Esporre una fotografia non è solo una questione di foto chiara o foto scura, sovraesposta o sottoesposta, ma una scelta ben precisa che il fotografo deve saper fare sia in funzione dell'utilizzo dell'immagine,
sia alla diversa risposta di differenti supporti sensibili,
sia all'atmosfera che la nostra immagine vogliamo trasmetta.

Quando un fotografo per esempio produce una foto per una immagine che poi andrà stampata con un procedimento tipografico deve tenere in debita considerazione che quel tipo di stampa farà perdere due stop di resa tonale.
Di conseguenza regolerà il contrasto di illuminazione in modo diverso da come ci si comporta se l’utilizzo finale sarà una foto stampata con la tradizionale stampa fotografica.
I bianchi non saranno bianchi, bensì di uno stop più scuri,
i neri non saranno neri ma di uno stop più chiari.

Nella foto in studio, e in special modo nello still life,il fotografo gestisce l’illuminazione avendo il completo controllo delle luci sia nella quantità che nel contrasto della tonalità.
Appare immediatamente comprensibile ai più il concetto di quantità di luce, un po’ meno invece il concetto di contrasto.
In un banco ottico usando il grande formato è possibile con una apposita sonda esposimetrica, Sinar Booster






(una bacchettina sottile e lunga da inserire in una apposita fessura della standarta porta chassis) collegata all’esposimetro esterno, andare a misurare con estrema precisione (il punto sensibile ha 6mm di diametro) su ogni punto desiderato della superficie dell’immagine presente sul vetro smerigliato, l’esposizione.
Questo per far sì che sia le alte luci che le superfici scure vengano esposte in modo che anche nella stampa con procedimento tipografico conservino un sufficiente dettaglio.






Affinché questo si realizzi, il fotografo regolerà accuratamente la disposizione e la potenza delle torce e/o dei pannelli riflettenti in modo da illuminare ogni rispettiva zona del soggetto (o oggetto) in modo che la rispettiva superficie rifletta la quantità di luce voluta.
Scatti che a volte occupano, come si può ora comprendere, anche il tempo di una intera giornata.
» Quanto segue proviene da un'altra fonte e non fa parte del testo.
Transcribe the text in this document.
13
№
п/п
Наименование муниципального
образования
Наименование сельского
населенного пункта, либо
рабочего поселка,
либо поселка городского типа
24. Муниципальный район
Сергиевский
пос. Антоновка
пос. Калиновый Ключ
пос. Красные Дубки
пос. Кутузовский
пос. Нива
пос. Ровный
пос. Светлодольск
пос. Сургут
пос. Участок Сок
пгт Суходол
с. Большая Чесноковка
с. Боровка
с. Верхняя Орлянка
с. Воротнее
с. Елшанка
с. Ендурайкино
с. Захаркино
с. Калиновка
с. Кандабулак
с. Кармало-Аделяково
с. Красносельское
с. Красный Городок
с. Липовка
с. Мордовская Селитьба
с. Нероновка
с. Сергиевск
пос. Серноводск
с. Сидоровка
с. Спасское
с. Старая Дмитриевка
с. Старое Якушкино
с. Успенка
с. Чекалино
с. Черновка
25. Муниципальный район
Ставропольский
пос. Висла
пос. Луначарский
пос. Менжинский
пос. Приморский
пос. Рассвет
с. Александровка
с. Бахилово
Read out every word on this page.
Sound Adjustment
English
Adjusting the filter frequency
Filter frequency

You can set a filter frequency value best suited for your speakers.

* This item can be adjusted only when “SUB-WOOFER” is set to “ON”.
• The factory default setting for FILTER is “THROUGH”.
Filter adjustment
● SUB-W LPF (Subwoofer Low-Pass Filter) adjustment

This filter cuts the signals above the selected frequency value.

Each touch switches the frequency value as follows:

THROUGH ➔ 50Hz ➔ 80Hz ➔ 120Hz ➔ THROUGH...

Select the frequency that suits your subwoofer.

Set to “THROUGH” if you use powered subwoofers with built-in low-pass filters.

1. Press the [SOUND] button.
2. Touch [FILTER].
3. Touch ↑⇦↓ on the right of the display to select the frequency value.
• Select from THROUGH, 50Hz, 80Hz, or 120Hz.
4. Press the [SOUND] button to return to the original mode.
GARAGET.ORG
Non è quindi sufficiente una semplice misurazione esposimetrica come siamo comunemente abituati a fare, sia con l’esposimetro integrato nella reflex sia con l’esposimetro per luce incidente, ma una misurazione di luce riflessa che tenga quindi in debita considerazione di come verrà poi restituito il dettaglio di quella precisa superficie.

Il risultato sarà uno scatto dalla precisione matematica.
Il test con la Polaroid aveva lo scopo di poter valutare e a volte far valutare al cliente la composizione e dare un'idea di massima dello scatto.
Non poteva essere effettuato ai fini dell'esposizione perchè la latitudine di posa della pola era diversa dall'utilizzo che se ne faceva dello scatto per il quale l'esposizione viene appunto misurata con estrema precisione con la sonda dell'esposimetro ed ora con l'analisi dell'immagine al computer.

L’altro discorso ha a invece che vedere con la curva di risposta dell’elemento sensibile.
La pellicola, ogni tipo di pellicola, si comporta in modo diverso in relazione all’esposizione (e allo sviluppo, vedi il sistema zonale di Ansel Adams)
La densità della pellicola dopo lo sviluppo varia all’inizio dell'esposizione in modo non proporzionale alla quantità di luce,
poi la curva si raddrizza e diventa rettilinea per una certa gamma luminosa per poi ritornare a rispondere in modo non proporzionale alle alte luci.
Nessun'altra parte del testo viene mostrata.